Third, third-country resettlement, though not a mass solution, must be revived for the most vulnerable. Western countries, Gulf states, and Southeast Asian neighbours can and must each do their part – even symbolic numbers would relieve pressure and offer hope.
Fourth, Myanmar must face pressure, not mere appeals. Targeted sanctions on its military elite, arms embargoes, and international criminal investigations must continue — and ASEAN must stop coddling the junta with silence and symbolic seats. A regime that displaces its own people should not enjoy regional legitimacy. Mass-scale cleansing of the Rohingyas must not be allowed to be par for the course.

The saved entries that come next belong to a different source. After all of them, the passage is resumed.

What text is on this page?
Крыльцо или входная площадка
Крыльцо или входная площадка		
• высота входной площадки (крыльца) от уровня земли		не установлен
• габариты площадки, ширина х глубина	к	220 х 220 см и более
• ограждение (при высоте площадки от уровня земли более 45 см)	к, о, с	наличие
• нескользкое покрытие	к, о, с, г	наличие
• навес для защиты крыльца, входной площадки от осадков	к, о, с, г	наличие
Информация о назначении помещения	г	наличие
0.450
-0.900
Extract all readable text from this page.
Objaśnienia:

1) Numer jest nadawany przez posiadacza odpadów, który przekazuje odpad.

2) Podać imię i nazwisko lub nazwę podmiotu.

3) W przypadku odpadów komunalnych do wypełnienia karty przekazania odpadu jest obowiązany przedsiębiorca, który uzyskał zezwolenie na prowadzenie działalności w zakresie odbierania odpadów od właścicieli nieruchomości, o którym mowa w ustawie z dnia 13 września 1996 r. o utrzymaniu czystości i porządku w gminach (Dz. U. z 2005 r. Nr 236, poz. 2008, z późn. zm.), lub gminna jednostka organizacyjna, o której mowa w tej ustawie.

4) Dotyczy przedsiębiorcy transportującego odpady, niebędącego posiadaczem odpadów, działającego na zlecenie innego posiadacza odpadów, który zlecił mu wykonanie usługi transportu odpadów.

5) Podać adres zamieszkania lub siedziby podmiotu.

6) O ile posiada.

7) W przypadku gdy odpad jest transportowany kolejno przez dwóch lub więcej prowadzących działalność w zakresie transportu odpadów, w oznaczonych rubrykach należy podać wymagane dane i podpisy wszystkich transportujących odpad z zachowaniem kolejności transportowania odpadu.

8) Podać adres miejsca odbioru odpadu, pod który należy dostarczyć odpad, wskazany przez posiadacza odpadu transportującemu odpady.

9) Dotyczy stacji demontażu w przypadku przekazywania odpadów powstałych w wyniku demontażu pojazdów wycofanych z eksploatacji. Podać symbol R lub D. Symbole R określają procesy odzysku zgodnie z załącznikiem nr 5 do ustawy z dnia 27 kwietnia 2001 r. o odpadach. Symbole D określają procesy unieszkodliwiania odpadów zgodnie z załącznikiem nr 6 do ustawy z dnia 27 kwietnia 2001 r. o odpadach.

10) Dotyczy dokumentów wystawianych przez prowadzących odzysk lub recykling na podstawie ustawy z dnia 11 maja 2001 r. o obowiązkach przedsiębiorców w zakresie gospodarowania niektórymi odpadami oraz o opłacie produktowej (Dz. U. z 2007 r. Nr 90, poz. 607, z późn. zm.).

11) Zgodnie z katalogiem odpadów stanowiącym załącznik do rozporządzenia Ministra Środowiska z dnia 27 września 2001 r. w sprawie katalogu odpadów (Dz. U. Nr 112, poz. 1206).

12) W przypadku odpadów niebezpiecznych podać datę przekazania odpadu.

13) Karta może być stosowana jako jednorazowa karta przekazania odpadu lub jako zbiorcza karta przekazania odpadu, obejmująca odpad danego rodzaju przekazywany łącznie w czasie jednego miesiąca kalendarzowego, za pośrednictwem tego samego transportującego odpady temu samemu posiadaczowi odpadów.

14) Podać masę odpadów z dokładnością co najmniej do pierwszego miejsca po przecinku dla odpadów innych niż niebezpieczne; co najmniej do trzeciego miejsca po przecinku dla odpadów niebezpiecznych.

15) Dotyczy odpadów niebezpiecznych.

Finally, and perhaps most crucially, the narrative must shift. The Rohingyas must no longer be portrayed as a problem to manage, but as people to protect. They are not invaders, but victims. Not a burden, but fellow humans with hopes, histories, families and futures. The world must tell their story, not just in reports, but in classrooms, media, and policymaking tables.
The truth is, the Rohingyas have been stateless for too long to believe in swift salvation. But justice delayed need not be justice denied. The arc of history may be long — but only if we bend it. The choice is ours.
In 1945, the world said “Never again.” In 1994, post the Rwandan genocide, it said it again. Now, in 2025, with a million Rohingyas trapped in the grey zones of geopolitics, the world is watching — and waiting.
This time, let us not fail. Else humanity will not be judged kindly by eternity.